User metadata embedding into h.264/h.265 ES and extraction

I’m trying to embed our data into H.264 ES.
Now, I consider to use jetson_multi_media api.
Does anyone know a good way?

my environment is as below.
HW: AGX Xavier
SW: jetpack4.4

thank you.

For putting additional metadata/information, you may consider to implement supplemental enhancement information (SEI) NAL and send it along with encoded h264stream.

yes, I think so too.
I’m reading sample apps(01_video_encode, 03_video_cuda_enc).
I’m looking for where it’s encoded and where it contains the encoded data.

Please check encoder_capture_plane_dq_callback(). It is called once there is encoded bitstream.

Sorry for late reply.
I’m checking callback function.
In case of using camera device, do you have any good examples?
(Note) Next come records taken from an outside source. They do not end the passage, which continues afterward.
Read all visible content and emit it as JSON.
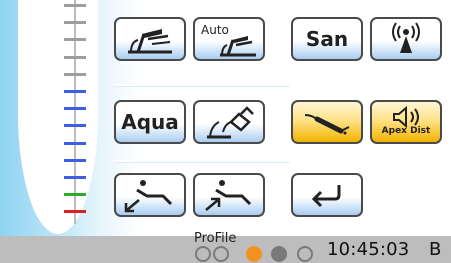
{
  "gauge": {
    "ticks": [
      {
        "color": "#9e9e9e"
      },
      {
        "color": "#9e9e9e"
      },
      {
        "color": "#9e9e9e"
      },
      {
        "color": "#9e9e9e"
      },
      {
        "color": "#9e9e9e"
      },
      {
        "color": "#3f5fe0"
      },
      {
        "color": "#3f5fe0"
      },
      {
        "color": "#3f5fe0"
      },
      {
        "color": "#3f5fe0"
      },
      {
        "color": "#3f5fe0"
      },
      {
        "color": "#3f5fe0"
      },
      {
        "color": "#2faa2f"
      },
      {
        "color": "#e02020"
      }
    ]
  },
  "buttons": {
    "instrument": {
      "icon": "handpiece-instrument-icon"
    },
    "auto_instrument": {
      "label": "Auto",
      "icon": "handpiece-instrument-icon"
    },
    "san": {
      "label": "San"
    },
    "wireless": {
      "icon": "wireless-signal-icon"
    },
    "aqua": {
      "label": "Aqua"
    },
    "rinse": {
      "icon": "cup-rinse-icon"
    },
    "scaler": {
      "icon": "scaler-handpiece-icon"
    },
    "apex": {
      "label": "Apex Dist",
      "icon": "speaker-icon"
    },
    "chair_down": {
      "icon": "chair-recline-down-icon"
    },
    "chair_up": {
      "icon": "chair-recline-up-icon"
    },
    "back": {
      "icon": "return-arrow-icon"
    }
  },
  "status_bar": {
    "profile_label": "ProFile",
    "dots": [
      {
        "state": "empty",
        "color": "#bdbdbd"
      },
      {
        "state": "empty",
        "color": "#bdbdbd"
      },
      {
        "state": "active",
        "color": "#f39222"
      },
      {
        "state": "filled",
        "color": "#7a7a7a"
      },
      {
        "state": "empty",
        "color": "#bdbdbd"
      }
    ],
    "time": "10:45:03",
    "mode": "B"
  },
  "colors": {
    "button_yellow": "#ffe28a",
    "button_blue": "#a9cdf0",
    "accent_orange": "#f39222"
  }
}
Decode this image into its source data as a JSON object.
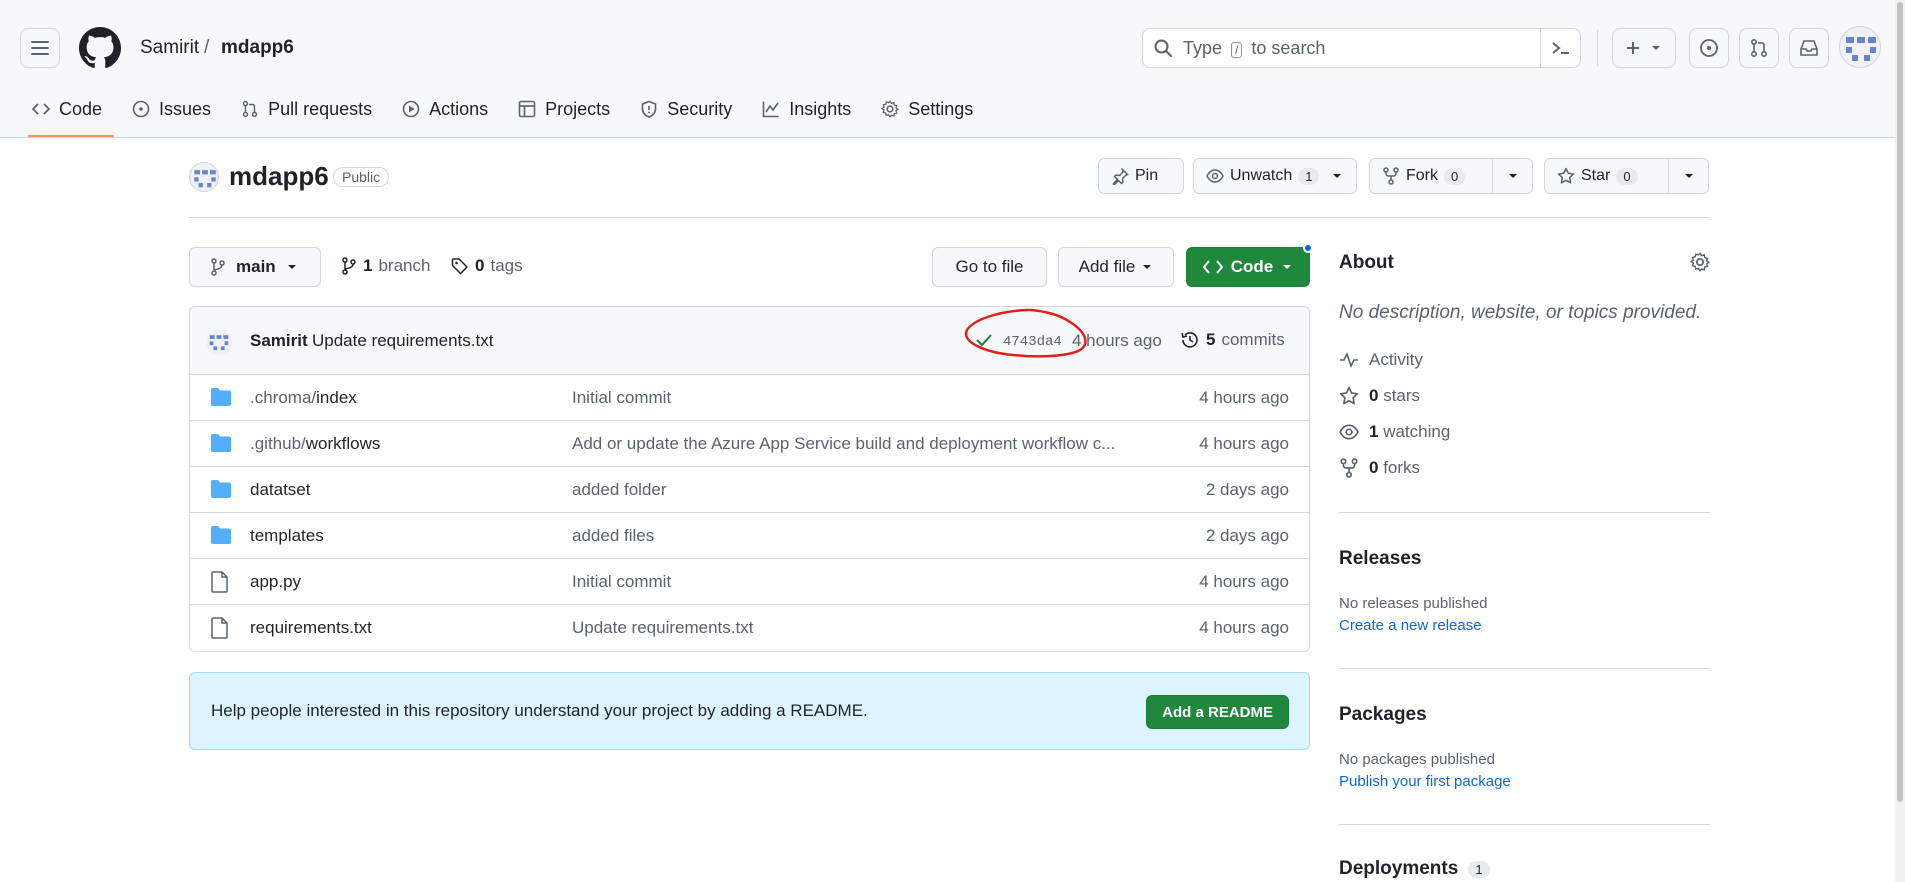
{
  "header": {
    "owner": "Samirit",
    "separator": "/",
    "repo": "mdapp6",
    "search_prefix": "Type",
    "search_key": "/",
    "search_suffix": "to search"
  },
  "nav": {
    "tabs": [
      {
        "label": "Code",
        "icon": "code-icon"
      },
      {
        "label": "Issues",
        "icon": "issue-opened-icon"
      },
      {
        "label": "Pull requests",
        "icon": "git-pull-request-icon"
      },
      {
        "label": "Actions",
        "icon": "play-icon"
      },
      {
        "label": "Projects",
        "icon": "table-icon"
      },
      {
        "label": "Security",
        "icon": "shield-icon"
      },
      {
        "label": "Insights",
        "icon": "graph-icon"
      },
      {
        "label": "Settings",
        "icon": "gear-icon"
      }
    ]
  },
  "repo": {
    "name": "mdapp6",
    "visibility": "Public",
    "pin_label": "Pin",
    "watch_label": "Unwatch",
    "watch_count": "1",
    "fork_label": "Fork",
    "fork_count": "0",
    "star_label": "Star",
    "star_count": "0"
  },
  "toolbar": {
    "branch": "main",
    "branch_count": "1",
    "branch_label": "branch",
    "tag_count": "0",
    "tag_label": "tags",
    "goto_file": "Go to file",
    "add_file": "Add file",
    "code": "Code"
  },
  "latest_commit": {
    "author": "Samirit",
    "message": "Update requirements.txt",
    "sha": "4743da4",
    "age": "4 hours ago",
    "commit_count": "5",
    "commit_label": "commits"
  },
  "files": [
    {
      "type": "dir",
      "prefix": ".chroma/",
      "name": "index",
      "message": "Initial commit",
      "age": "4 hours ago"
    },
    {
      "type": "dir",
      "prefix": ".github/",
      "name": "workflows",
      "message": "Add or update the Azure App Service build and deployment workflow c...",
      "age": "4 hours ago"
    },
    {
      "type": "dir",
      "prefix": "",
      "name": "datatset",
      "message": "added folder",
      "age": "2 days ago"
    },
    {
      "type": "dir",
      "prefix": "",
      "name": "templates",
      "message": "added files",
      "age": "2 days ago"
    },
    {
      "type": "file",
      "prefix": "",
      "name": "app.py",
      "message": "Initial commit",
      "age": "4 hours ago"
    },
    {
      "type": "file",
      "prefix": "",
      "name": "requirements.txt",
      "message": "Update requirements.txt",
      "age": "4 hours ago"
    }
  ],
  "readme": {
    "text": "Help people interested in this repository understand your project by adding a README.",
    "button": "Add a README"
  },
  "about": {
    "title": "About",
    "description": "No description, website, or topics provided.",
    "activity": "Activity",
    "stars_count": "0",
    "stars_label": "stars",
    "watching_count": "1",
    "watching_label": "watching",
    "forks_count": "0",
    "forks_label": "forks"
  },
  "releases": {
    "title": "Releases",
    "empty": "No releases published",
    "link": "Create a new release"
  },
  "packages": {
    "title": "Packages",
    "empty": "No packages published",
    "link": "Publish your first package"
  },
  "deployments": {
    "title": "Deployments",
    "count": "1"
  },
  "colors": {
    "accent_green": "#1f883d",
    "link_blue": "#0969da",
    "tab_underline": "#fd8c73",
    "annotation_red": "#e0201b"
  }
}
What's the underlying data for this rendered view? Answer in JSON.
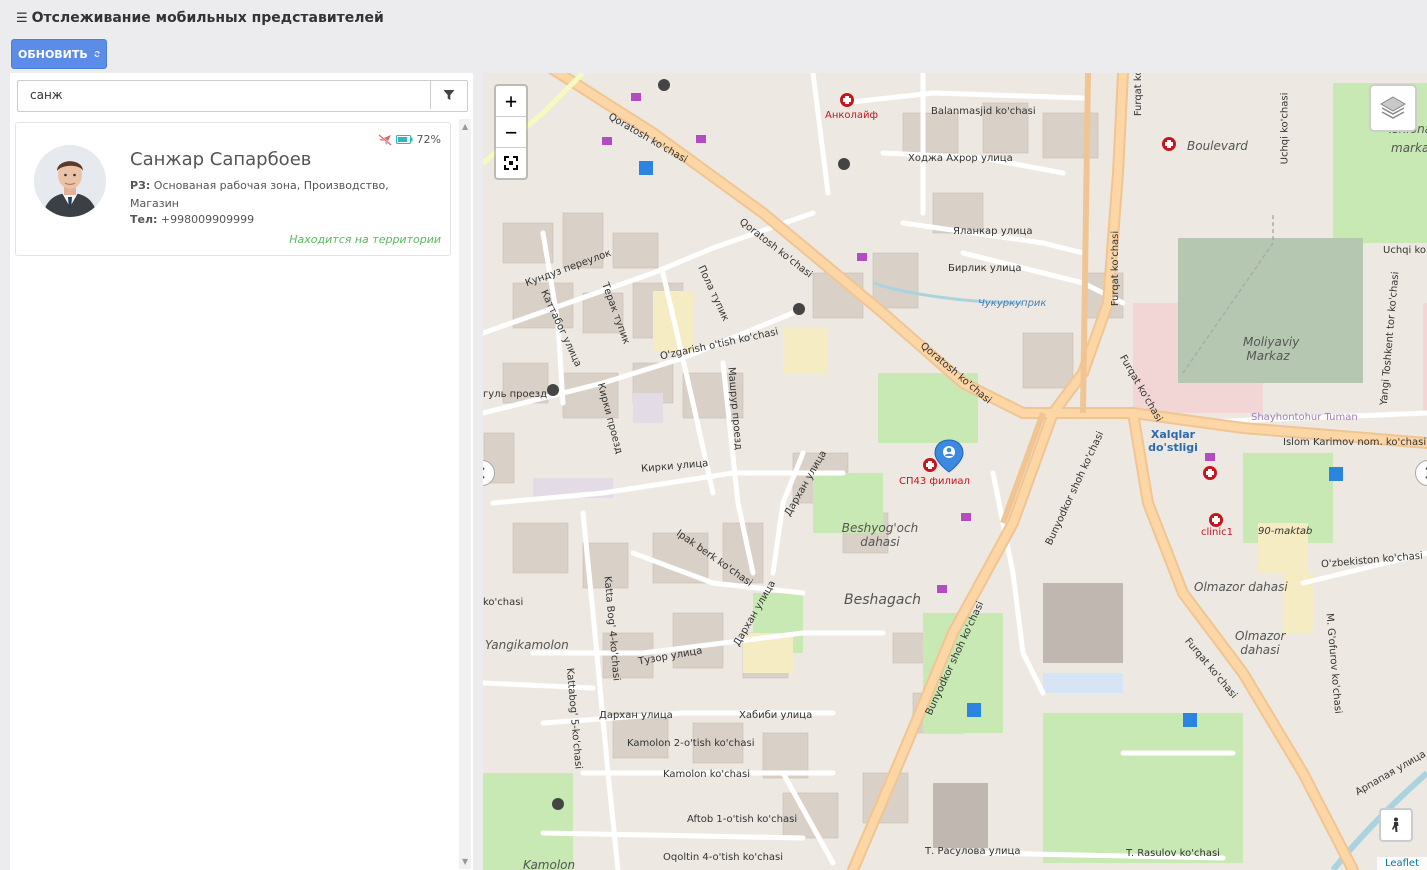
{
  "header": {
    "title": "Отслеживание мобильных представителей"
  },
  "toolbar": {
    "refresh_label": "ОБНОВИТЬ"
  },
  "search": {
    "value": "санж"
  },
  "agents": [
    {
      "name": "Санжар Сапарбоев",
      "zone_label": "РЗ:",
      "zone_value": "Основаная рабочая зона, Производство, Магазин",
      "phone_label": "Тел:",
      "phone_value": "+998009909999",
      "battery": "72%",
      "status": "Находится на территории"
    }
  ],
  "map": {
    "labels": {
      "ankolayf": "Анколайф",
      "balanmasjid": "Balanmasjid ko'chasi",
      "khoja": "Ходжа Ахрор улица",
      "yalankar": "Яланкар улица",
      "birlik": "Бирлик улица",
      "chukurkupruk": "Чукуркуприк",
      "boulevard": "Boulevard",
      "qoratosh1": "Qoratosh ko'chasi",
      "qoratosh2": "Qoratosh ko'chasi",
      "qoratosh3": "Qoratosh ko'chasi",
      "kunduz": "Кундуз переулок",
      "pola": "Пола тупик",
      "terak": "Терак тупик",
      "kattabog": "Каттабог улица",
      "ozgarish": "O'zgarish o'tish ko'chasi",
      "mashrur": "Машрур проезд",
      "gul": "гуль проезд",
      "kirki1": "Кирки проезд",
      "kirki2": "Кирки улица",
      "darkhan1": "Дархан улица",
      "sp43": "СП43 филиал",
      "beshyogoch": "Beshyog'och dahasi",
      "beshagach": "Beshagach",
      "ipak": "Ipak berk ko'chasi",
      "bunyodkor1": "Bunyodkor shoh ko'chasi",
      "bunyodkor2": "Bunyodkor shoh ko'chasi",
      "furqat1": "Furqat ko'chasi",
      "furqat2": "Furqat ko'chasi",
      "furqat3": "Furqat ko'chasi",
      "furqat4": "Furqat ko'chasi",
      "xalqlar": "Xalqlar do'stligi",
      "islom": "Islom Karimov nom. ko'chasi",
      "shayhontohur": "Shayhontohur Tuman",
      "moliyaviy": "Moliyaviy Markaz",
      "clinic1": "clinic1",
      "maktab": "90-maktab",
      "olmazor1": "Olmazor dahasi",
      "olmazor2": "Olmazor dahasi",
      "ozbekiston": "O'zbekiston ko'chasi",
      "yangikamolon": "Yangikamolon",
      "darkhan2": "Дархан улица",
      "darkhan3": "Дархан улица",
      "tuzor": "Тузор улица",
      "khabibi": "Хабиби улица",
      "kamolon2": "Kamolon 2-o'tish ko'chasi",
      "kamolon": "Kamolon ko'chasi",
      "aftob": "Aftob 1-o'tish ko'chasi",
      "oqoltin": "Oqoltin 4-o'tish ko'chasi",
      "rasulova": "Т. Расулова улица",
      "rasulov": "T. Rasulov ko'chasi",
      "uchi1": "Uchqi ko'chasi",
      "uchi2": "Uchqi ko'chasi",
      "yangi": "Yangi Toshkent tor ko'chasi",
      "gofurov": "M. G'ofurov ko'chasi",
      "arpapoya": "Арпапая улица",
      "ishlonarm": "Ishlonarm",
      "marka": "marka",
      "kattabog5": "Kattabog' 5-ko'chasi",
      "kattabog4": "Katta Bog' 4-ko'chasi",
      "kochasi": "ko'chasi",
      "kamolon_b": "Kamolon"
    },
    "attribution": "Leaflet"
  }
}
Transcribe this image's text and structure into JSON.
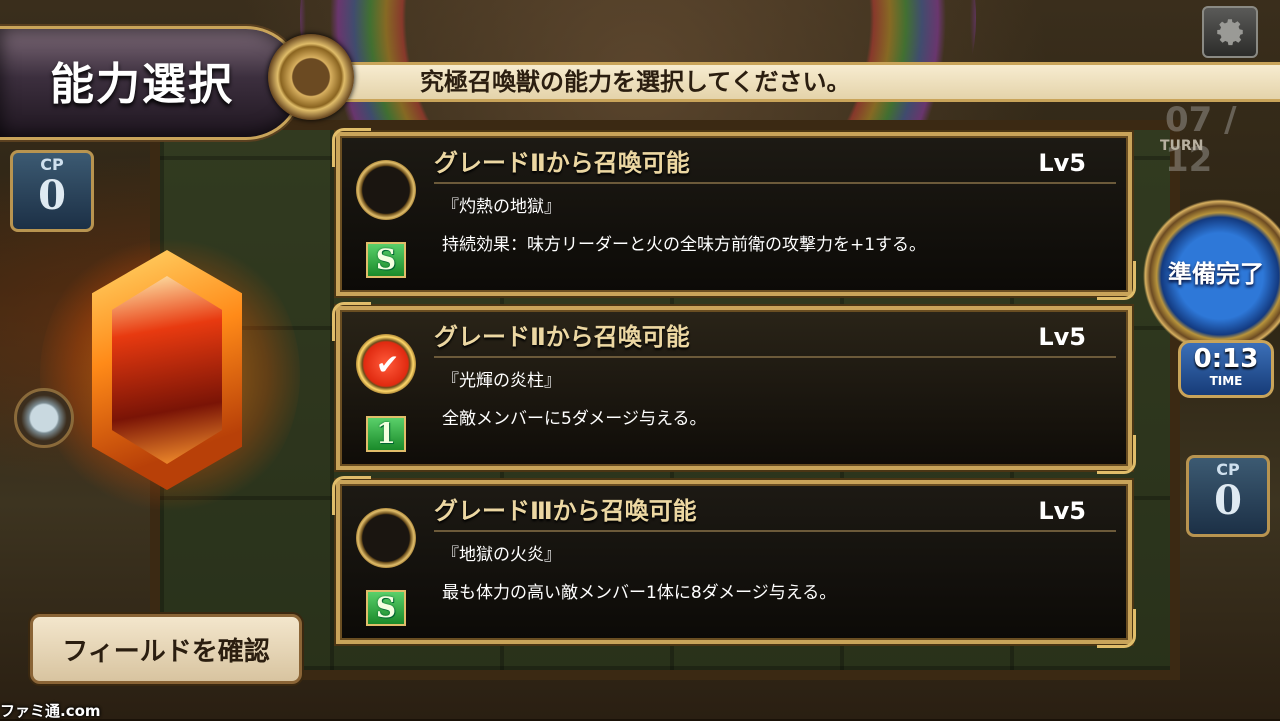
{
  "header": {
    "title": "能力選択",
    "instruction": "究極召喚獣の能力を選択してください。"
  },
  "left_panel": {
    "cp_label": "CP",
    "cp_value": "0",
    "field_button_label": "フィールドを確認"
  },
  "right_panel": {
    "turn_count": "07 / 12",
    "turn_label": "TURN",
    "ready_label": "準備完了",
    "timer_value": "0:13",
    "timer_label": "TIME",
    "cp_label": "CP",
    "cp_value": "0"
  },
  "options": [
    {
      "title": "グレードⅡから召喚可能",
      "level": "Lv5",
      "name": "『灼熱の地獄』",
      "description": "持続効果：味方リーダーと火の全味方前衛の攻撃力を+1する。",
      "badge": "S",
      "selected": false
    },
    {
      "title": "グレードⅡから召喚可能",
      "level": "Lv5",
      "name": "『光輝の炎柱』",
      "description": "全敵メンバーに5ダメージ与える。",
      "badge": "1",
      "selected": true
    },
    {
      "title": "グレードⅢから召喚可能",
      "level": "Lv5",
      "name": "『地獄の火炎』",
      "description": "最も体力の高い敵メンバー1体に8ダメージ与える。",
      "badge": "S",
      "selected": false
    }
  ],
  "check_glyph": "✔",
  "watermark": "ファミ通.com",
  "colors": {
    "gold_frame": "#c9a45a",
    "selected_check": "#e02a10",
    "ready_button": "#2e78d8"
  }
}
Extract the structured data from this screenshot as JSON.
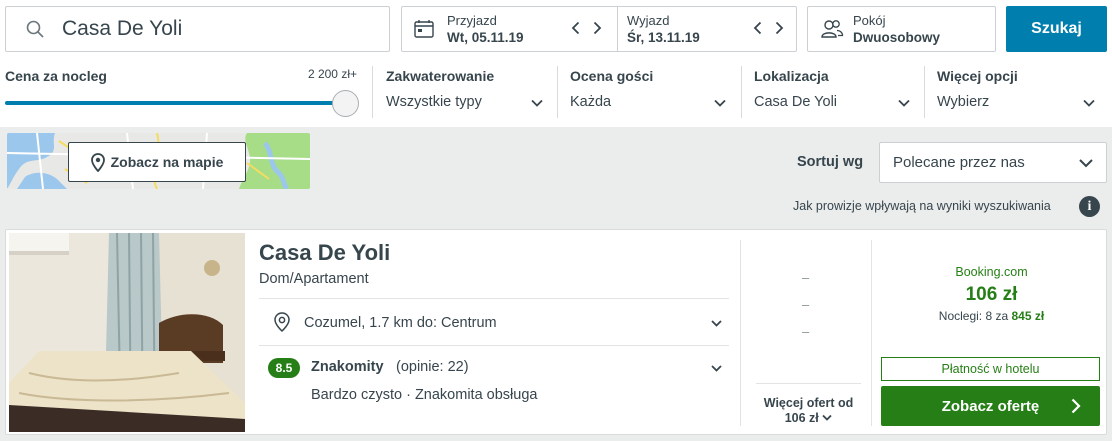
{
  "search": {
    "query": "Casa De Yoli",
    "button_label": "Szukaj"
  },
  "dates": {
    "checkin_label": "Przyjazd",
    "checkin_value": "Wt, 05.11.19",
    "checkout_label": "Wyjazd",
    "checkout_value": "Śr, 13.11.19"
  },
  "room": {
    "label": "Pokój",
    "value": "Dwuosobowy"
  },
  "filters": {
    "price": {
      "label": "Cena za nocleg",
      "max_value": "2 200 zł+",
      "slider_fraction": 1.0
    },
    "accommodation": {
      "label": "Zakwaterowanie",
      "value": "Wszystkie typy"
    },
    "guest_rating": {
      "label": "Ocena gości",
      "value": "Każda"
    },
    "location": {
      "label": "Lokalizacja",
      "value": "Casa De Yoli"
    },
    "more_options": {
      "label": "Więcej opcji",
      "value": "Wybierz"
    }
  },
  "map": {
    "button_label": "Zobacz na mapie"
  },
  "sort": {
    "label": "Sortuj wg",
    "value": "Polecane przez nas",
    "commission_note": "Jak prowizje wpływają na wyniki wyszukiwania",
    "info_glyph": "i"
  },
  "result": {
    "name": "Casa De Yoli",
    "type": "Dom/Apartament",
    "location": "Cozumel, 1.7 km do: Centrum",
    "rating_score": "8.5",
    "rating_word": "Znakomity",
    "rating_count": "(opinie: 22)",
    "rating_tags": "Bardzo czysto · Znakomita obsługa",
    "placeholder_dashes": [
      "–",
      "–",
      "–"
    ],
    "more_offers_line1": "Więcej ofert od",
    "more_offers_line2": "106 zł",
    "provider": "Booking.com",
    "price": "106 zł",
    "nights_text": "Noclegi: 8 za",
    "nights_total": "845 zł",
    "payment_note": "Płatność w hotelu",
    "offer_button": "Zobacz ofertę"
  },
  "colors": {
    "accent_blue": "#007faf",
    "deal_green": "#267f16",
    "text": "#37454d"
  },
  "icons": [
    "search-icon",
    "calendar-icon",
    "chevron-left-icon",
    "chevron-right-icon",
    "users-icon",
    "chevron-down-icon",
    "map-pin-icon",
    "info-icon",
    "chevron-right-icon"
  ]
}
If you use Bayer sensors, it uses Argus framework and you can take a look at 10_camera_recording,

1 Like

I’m checking 01_video_encode.
When is encoder_capture_plae_dq_callback running ?
Below is my understanding in encoder_proc_blocking().

  1. dequeue buffer from output plane( in this timing dq callback called in backend?)
  2. read video one frame
  3. set some settings for v4l2_buf
  4. queue v4l2_buf into output_plane_buffer

I would like to know more detail data flow.

The implementation is in


The callback function is called in

void *
NvV4l2ElementPlane::dqThread(void *data);

Thank you for your reply.
I had cheked the implementation.
Maybe I don’t understand correctly about dqBuffer in encoder_proc_blocking().
I’ll read the implementation about it.

I checked the entire source code.
However, I still can’t understand the data flow.
Specifically, I don’t know how data is being exchanged between output_plane and capture_plane.The same applies to dequeue and enqueue.

The implementation is based on V4L2 API spec. If 01_video_encode is not easy to read, you may also refer to


OK, I’ll try it.

I have tried to read “encoder_unit_sample”.
I alomost understood dataflow.
However, I still don’t know when the encoding is done.
When does the encoding processing start ?
Is it done internally ?

It starts after calling:

/* Set streaming on both plane
    ** Start stream processing on output plane and capture
    ** plane by setting the streaming status ON.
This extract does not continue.